被覆したミーリング用インサートを、刃先交換式回転工具(ASRT5063R-4)に止めねじで装着し、下記のミーリング条件で硬質皮膜の工具寿命を評価した。硬質皮膜の逃げ面摩耗幅は、倍率100倍の光学顕微鏡で観察することにより測定した。逃げ面の最大摩耗幅が0.350mmを超えたときの総切削長さに至る加工時間を工具寿命として5分単位で測定した。加工条件を以下に示す。試験結果を表3に示す。
加工方法: ミーリング加工
インサート形状: WDNW140520
切削速度: 150m/分
回転数: 毎分758回転
一刃当たりの送り: 2.05mm/tooth
送り速度: 1554mm/分
軸方向の切り込み量: 1.0mm
径方向の切り込み量: 40mm
切削方法: 乾式切削
2:チャンバー
3:ヒータ
4:インサート設置板
5:反応容器
5a:反応容器の開口部
6:予熱チャンバー(予熱部)
61:予熱室
62:塩化Crガス発生室
63:混合室
7:パイプ(ガス放出部)
83a、83b、91a、91b、92a、93a:ノズル穴(ガス噴出口)
81:混合ガスa2のガス流路
82:混合ガスa1となる混合ガスのガス流路
84:混合ガスのガス流路
91:混合ガスBのガス流路
92:混合ガスのガス流路
93:混合ガスのガス流路
10:排気パイプ
11:接続流路
12:成膜中回転部
13a:予熱チャンバー内の混合ガスBのガス流路
13b:接続流路内の混合ガスBのガス流路(縦方向)
13c:接続流路内の混合ガスBのガス流路(回転軸方向)
20:インサート基材
30:硬質皮膜(AlCrN皮膜)
31:積層部分
32:単層部分
40:TEM観察時の樹脂
Claims (7)
- 基材の表面に硬質皮膜を有する被覆工具であって、
前記硬質皮膜は化学蒸着膜であり、半金属を含む金属元素の総量に対して、平均含有割合として、Alが50原子%以上、Crが10原子%以上、AlとCrの合計の含有比率が90原子%以上の窒化物または炭窒化物であり、
前記硬質皮膜は、X線回折においてfcc構造に起因する(111)面、(200)面、(220)面、(311)面、(222)面、(400)面、(331)面、(420)面および(422)面の少なくとも9面のピーク強度のいずれかが最大強度を示すfcc構造が主体の結晶構造であり、
前記基材の表面に対して膜厚方向に成長した柱状粒子の集合から構成され、
前記硬質皮膜は、
TC(hkl)={I(hkl)/I O (hkl)}/[Σ{I(hkl)/I O (hkl)}/8]
ただし、
I(hkl):実測した窒化アルミクロムニウム、炭窒化アルミクロムニウム硬質皮膜の(hkl)面のX線回折強度であり、
I O (hkl):ICDD(International Center for Dffraction Data)ファイル番号00-025-1495に記載の窒化アルミニウムの(hkl)面の標準X線回折強度で、
Σは、次の8面である、(hkl)=(111)面、(200)面、(220)面、(311)面、(222)面、(400)面、(331)面および(420)面のI(hkl)/I O (hkl)の和である、
により定義される(hkl)面におけるX線回折強度比TC(hkl)であって、
前記(hkl)面が(311)面におけるX線回折強度比TC(311)の値が1.30以上であり、
前記基材と前記硬質皮膜の間にTiの窒化物または炭窒化物を含む中間皮膜を設けることを特徴とする被覆工具。 - 前記X線回折強度比TC(311)が2.00以上であること特徴とする請求項1に記載の被覆工具。

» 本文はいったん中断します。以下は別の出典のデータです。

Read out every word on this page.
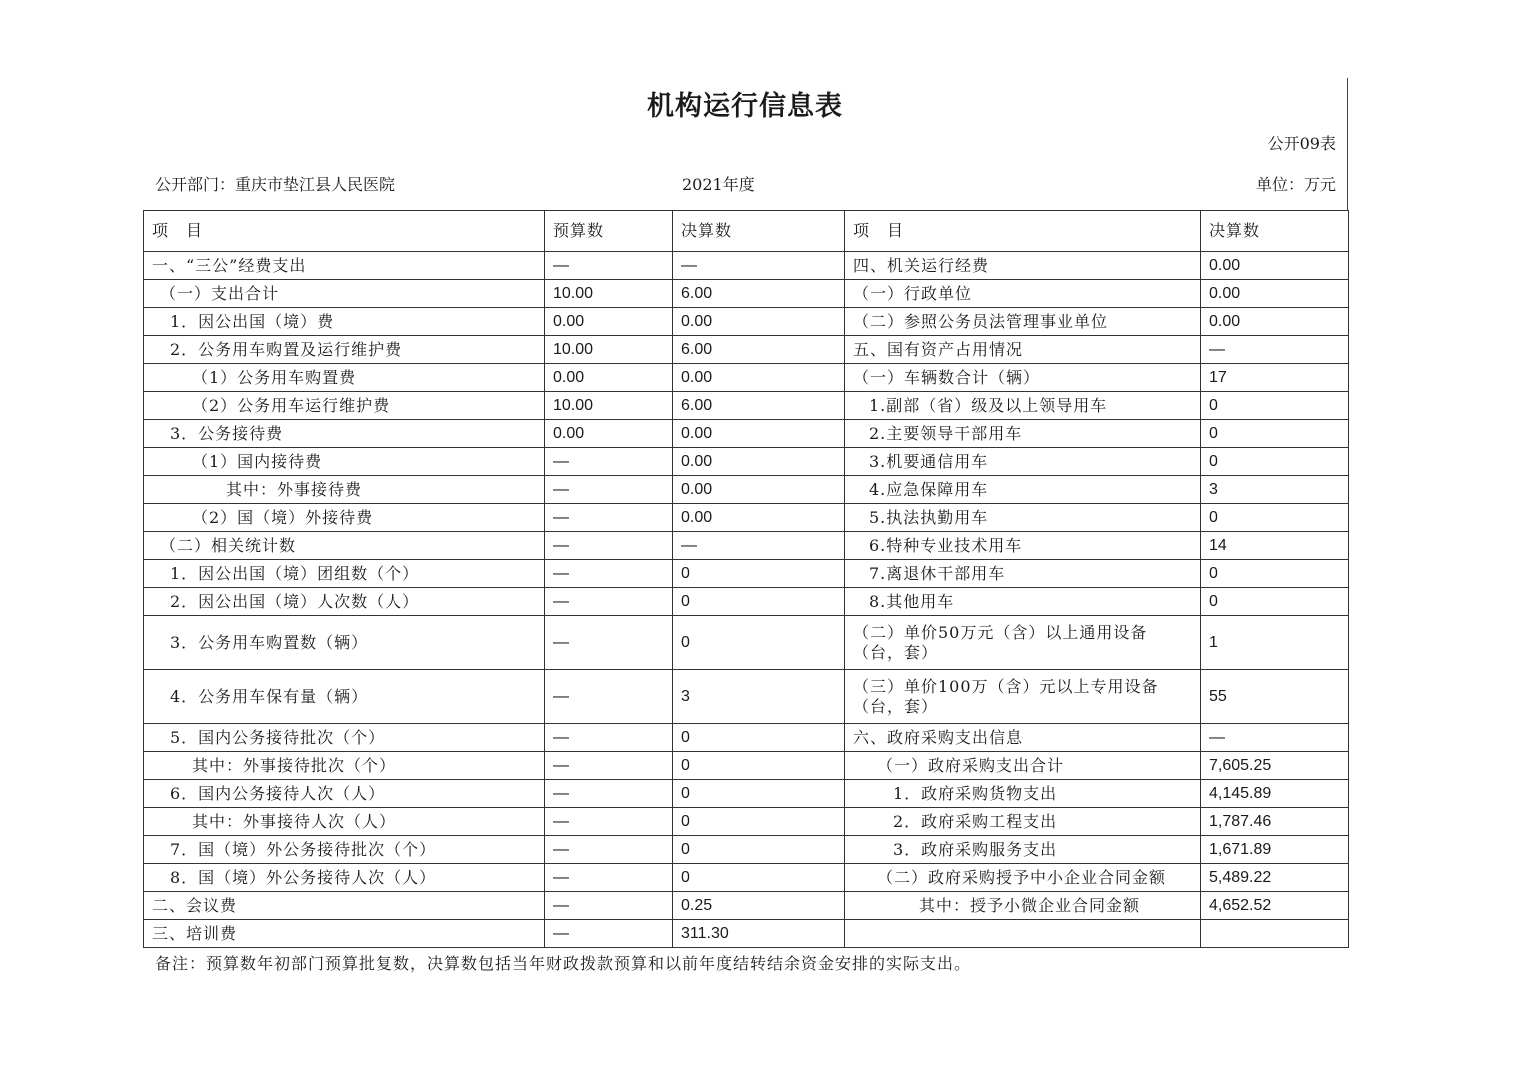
机构运行信息表
公开09表
公开部门：重庆市垫江县人民医院	2021年度	单位：万元
项　目	预算数	决算数	项　目	决算数
一、“三公”经费支出	—	—	四、机关运行经费	0.00
（一）支出合计	10.00	6.00	（一）行政单位	0.00
1．因公出国（境）费	0.00	0.00	（二）参照公务员法管理事业单位	0.00
2．公务用车购置及运行维护费	10.00	6.00	五、国有资产占用情况	—
（1）公务用车购置费	0.00	0.00	（一）车辆数合计（辆）	17
（2）公务用车运行维护费	10.00	6.00	1.副部（省）级及以上领导用车	0
3．公务接待费	0.00	0.00	2.主要领导干部用车	0
（1）国内接待费	—	0.00	3.机要通信用车	0
其中：外事接待费	—	0.00	4.应急保障用车	3
（2）国（境）外接待费	—	0.00	5.执法执勤用车	0
（二）相关统计数	—	—	6.特种专业技术用车	14
1．因公出国（境）团组数（个）	—	0	7.离退休干部用车	0
2．因公出国（境）人次数（人）	—	0	8.其他用车	0
3．公务用车购置数（辆）	—	0	（二）单价50万元（含）以上通用设备（台，套）	1
4．公务用车保有量（辆）	—	3	（三）单价100万（含）元以上专用设备（台，套）	55
5．国内公务接待批次（个）	—	0	六、政府采购支出信息	—
其中：外事接待批次（个）	—	0	（一）政府采购支出合计	7,605.25
6．国内公务接待人次（人）	—	0	1．政府采购货物支出	4,145.89
其中：外事接待人次（人）	—	0	2．政府采购工程支出	1,787.46
7．国（境）外公务接待批次（个）	—	0	3．政府采购服务支出	1,671.89
8．国（境）外公务接待人次（人）	—	0	（二）政府采购授予中小企业合同金额	5,489.22
二、会议费	—	0.25	其中：授予小微企业合同金额	4,652.52
三、培训费	—	311.30		
备注：预算数年初部门预算批复数，决算数包括当年财政拨款预算和以前年度结转结余资金安排的实际支出。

- 前記X線回折強度比TC(311)が、X線回折強度比TC(hkl)(但し、(hkl)面は、(111)面、(200)面、(220)面、(311)面、(222)面、(400)面、(331)面および(420)面。)よりも大きいことを特徴とする請求項1または2に記載の被覆工具。
- 前記X線回折強度比TC(420)およびTC(200)の値が1.00未満であることを特徴とする請求項1ないし3のいずれかに記載の被覆工具。

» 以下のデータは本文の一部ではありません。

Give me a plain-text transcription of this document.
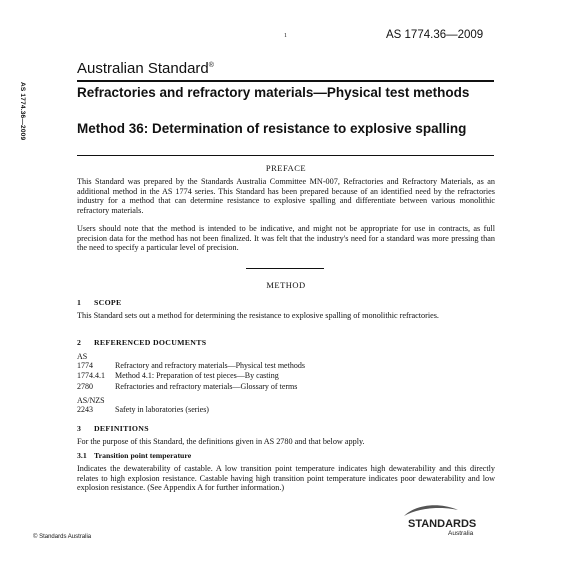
1	AS 1774.36—2009
AS 1774.36—2009
Australian Standard®
Refractories and refractory materials—Physical test methods
Method 36: Determination of resistance to explosive spalling
PREFACE

This Standard was prepared by the Standards Australia Committee MN-007, Refractories and Refractory Materials, as an additional method in the AS 1774 series. This Standard has been prepared because of an identified need by the refractories industry for a method that can determine resistance to explosive spalling and differentiate between various monolithic refractory materials.

Users should note that the method is intended to be indicative, and might not be appropriate for use in contracts, as full precision data for the method has not been finalized. It was felt that the industry's need for a standard was more pressing than the need to specify a particular level of precision.

METHOD
1 SCOPE

This Standard sets out a method for determining the resistance to explosive spalling of monolithic refractories.

2 REFERENCED DOCUMENTS
AS
1774	Refractory and refractory materials—Physical test methods
1774.4.1	Method 4.1: Preparation of test pieces—By casting
2780	Refractories and refractory materials—Glossary of terms
AS/NZS
2243	Safety in laboratories (series)
3 DEFINITIONS

For the purpose of this Standard, the definitions given in AS 2780 and that below apply.

3.1 Transition point temperature

Indicates the dewaterability of castable. A low transition point temperature indicates high dewaterability and this directly relates to high explosion resistance. Castable having high transition point temperature indicates poor dewaterability and low explosion resistance. (See Appendix A for further information.)

© Standards Australia
STANDARDS
Australia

- 前記硬質皮膜は、X線回折におけるfcc構造の総ピーク強度をTA、(422)面に起因するピーク強度をTBとした場合、TB/TAの値が0.050以上であることを特徴とする請求項1ないし4のいずれかに記載の被覆工具。
- 前記柱状粒子の表面側における平均幅が0.1μm以上2.0μm以下であることを特徴とする請求項1ないし5のいずれかに記載の被覆工具。
- 前記硬質皮膜は、透過型電子顕微鏡を用いたミクロ組織において、相対的にAlの含有比率が高い単層構造の部分と、相対的にAlの含有比率が低い積層構造の部分を有する結晶粒子が分散していることを特徴とする請求項1ないし6のいずれかに記載の被覆工具。